Introduction
Overview
The Japanese ATS Resume Analyzer is a specialized Applicant Tracking System designed to streamline the recruitment and admission process for Japanese language programs and professional roles. Developed as part of an academic internship project, the system bridges the gap between manual application review and automated candidate shortlisting through intelligent resume parsing and keyword matching.
The platform provides a dual-interface experience: an intuitive submission portal for applicants and a robust management dashboard for administrators to track, score, and notify candidates.
Core Value Proposition
In traditional recruitment, manually filtering resumes for specific technical skills or language proficiencies (such as JLPT levels) is time-consuming.
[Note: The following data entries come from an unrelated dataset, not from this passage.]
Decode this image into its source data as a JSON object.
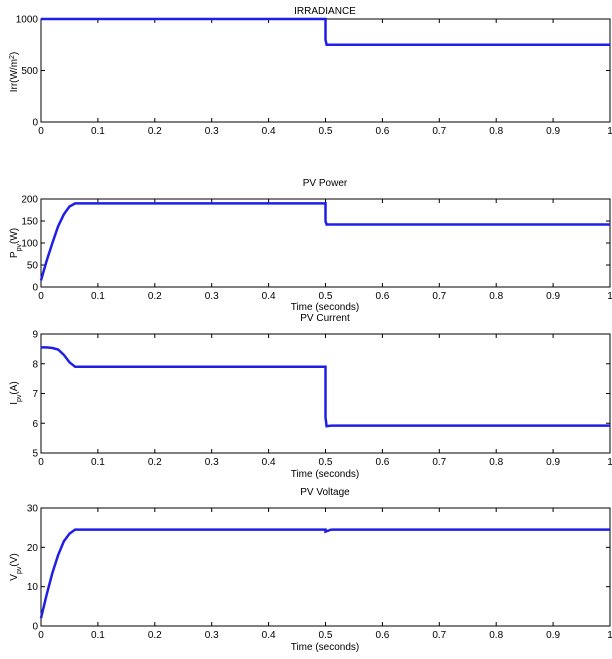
{
  "colors": {
    "line": "#1f1fe6",
    "axes": "#000000",
    "background": "#ffffff"
  },
  "chart_data": [
    {
      "type": "line",
      "title": "IRRADIANCE",
      "xlabel": "",
      "ylabel": {
        "base": "Irr(W/m",
        "sup": "2",
        "tail": ")"
      },
      "xlim": [
        0,
        1
      ],
      "ylim": [
        0,
        1000
      ],
      "xticks": [
        "0",
        "0.1",
        "0.2",
        "0.3",
        "0.4",
        "0.5",
        "0.6",
        "0.7",
        "0.8",
        "0.9",
        "1"
      ],
      "yticks": [
        "0",
        "500",
        "1000"
      ],
      "series": [
        {
          "x": [
            0,
            0.5,
            0.5,
            0.502,
            1
          ],
          "y": [
            1000,
            1000,
            800,
            750,
            750
          ]
        }
      ]
    },
    {
      "type": "line",
      "title": "PV Power",
      "xlabel": "Time (seconds)",
      "ylabel": {
        "base": "P",
        "sub": "pv",
        "tail": "(W)"
      },
      "xlim": [
        0,
        1
      ],
      "ylim": [
        0,
        200
      ],
      "xticks": [
        "0",
        "0.1",
        "0.2",
        "0.3",
        "0.4",
        "0.5",
        "0.6",
        "0.7",
        "0.8",
        "0.9",
        "1"
      ],
      "yticks": [
        "0",
        "50",
        "100",
        "150",
        "200"
      ],
      "series": [
        {
          "x": [
            0,
            0.01,
            0.02,
            0.03,
            0.04,
            0.05,
            0.06,
            0.5,
            0.5,
            0.502,
            1
          ],
          "y": [
            15,
            60,
            100,
            138,
            165,
            183,
            190,
            190,
            150,
            142,
            142
          ]
        }
      ]
    },
    {
      "type": "line",
      "title": "PV Current",
      "xlabel": "Time (seconds)",
      "ylabel": {
        "base": "I",
        "sub": "pv",
        "tail": "(A)"
      },
      "xlim": [
        0,
        1
      ],
      "ylim": [
        5,
        9
      ],
      "xticks": [
        "0",
        "0.1",
        "0.2",
        "0.3",
        "0.4",
        "0.5",
        "0.6",
        "0.7",
        "0.8",
        "0.9",
        "1"
      ],
      "yticks": [
        "5",
        "6",
        "7",
        "8",
        "9"
      ],
      "series": [
        {
          "x": [
            0,
            0.01,
            0.02,
            0.03,
            0.04,
            0.05,
            0.06,
            0.5,
            0.5,
            0.502,
            0.51,
            1
          ],
          "y": [
            8.55,
            8.55,
            8.53,
            8.48,
            8.3,
            8.05,
            7.9,
            7.9,
            6.2,
            5.9,
            5.92,
            5.92
          ]
        }
      ]
    },
    {
      "type": "line",
      "title": "PV Voltage",
      "xlabel": "Time (seconds)",
      "ylabel": {
        "base": "V",
        "sub": "pv",
        "tail": "(V)"
      },
      "xlim": [
        0,
        1
      ],
      "ylim": [
        0,
        30
      ],
      "xticks": [
        "0",
        "0.1",
        "0.2",
        "0.3",
        "0.4",
        "0.5",
        "0.6",
        "0.7",
        "0.8",
        "0.9",
        "1"
      ],
      "yticks": [
        "0",
        "10",
        "20",
        "30"
      ],
      "series": [
        {
          "x": [
            0,
            0.01,
            0.02,
            0.03,
            0.04,
            0.05,
            0.06,
            0.5,
            0.5,
            0.51,
            1
          ],
          "y": [
            2,
            8,
            13.5,
            18,
            21.5,
            23.5,
            24.5,
            24.5,
            24,
            24.5,
            24.5
          ]
        }
      ]
    }
  ]
}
This system automates that process by:
- Automated Resume Parsing: Extracting text directly from PDF uploads using cloud-based functions.
- Keyword-Based Shortlisting: Comparing extracted resume text against a predefined set of industry-standard keywords (e.g., "JLPT N2," "TypeScript," "React").
- Status Management: Providing a unified workflow to move candidates from "Pending" to "Accepted" or "Rejected" with automated email feedback.
Key Features
For Applicants
- Streamlined Application: A validated form to capture personal details, educational background, and experience.
- Secure Resume Upload: Integrated PDF upload functionality.
- Instant Feedback: Visual confirmation upon successful submission.
For Administrators
- Candidate Dashboard: A high-level overview of all applicants with sorting and filtering capabilities.
- Intelligence Scoring: View "Keyword Match Scores" to quickly identify high-potential candidates.
- Document Management: One-click download of original PDF resumes.
- Automated Notifications: Change application statuses and trigger automated email notifications via the Resend API integration.
- Data Portability: Export candidate lists to CSV for external reporting and analysis.
System Workflow
The system operates on a modern serverless architecture. When an applicant submits their CV, the following sequence occurs:
- Storage: The PDF is stored in a Supabase Storage bucket.
- Trigger: An Edge Function (
parse-cv) is invoked. - Extraction: The system extracts raw text from the PDF.
- Analysis: The text is scanned for relevant keywords, and a matching score is calculated.
- Persistence: The score and matched keywords are saved back to the database for the administrator to review.
Application Data Model
Administrators and developers can interact with the following core data structure within the applicants table:
interface Applicant {
id: string;
full_name: string;
email: string;
highest_degree: string;
years_of_experience: number;
preferred_course: string; // e.g., "JLPT N2 Preparation"
status: "pending" | "reviewed" | "accepted" | "rejected";
keyword_match_score: number | null; // Calculated 0-100
matched_keywords: string[] | null;
cv_file_path: string;
}
Technology Stack
The application is built with a focus on performance and type safety:
- Frontend: React with TypeScript, powered by Vite.
- Styling: Tailwind CSS with shadcn-ui components for a professional, accessible interface.
- Backend/Database: Supabase (PostgreSQL, Auth, and Storage).
- Automated Logic: Supabase Edge Functions (Deno).
- Notifications: Resend API for transactional email.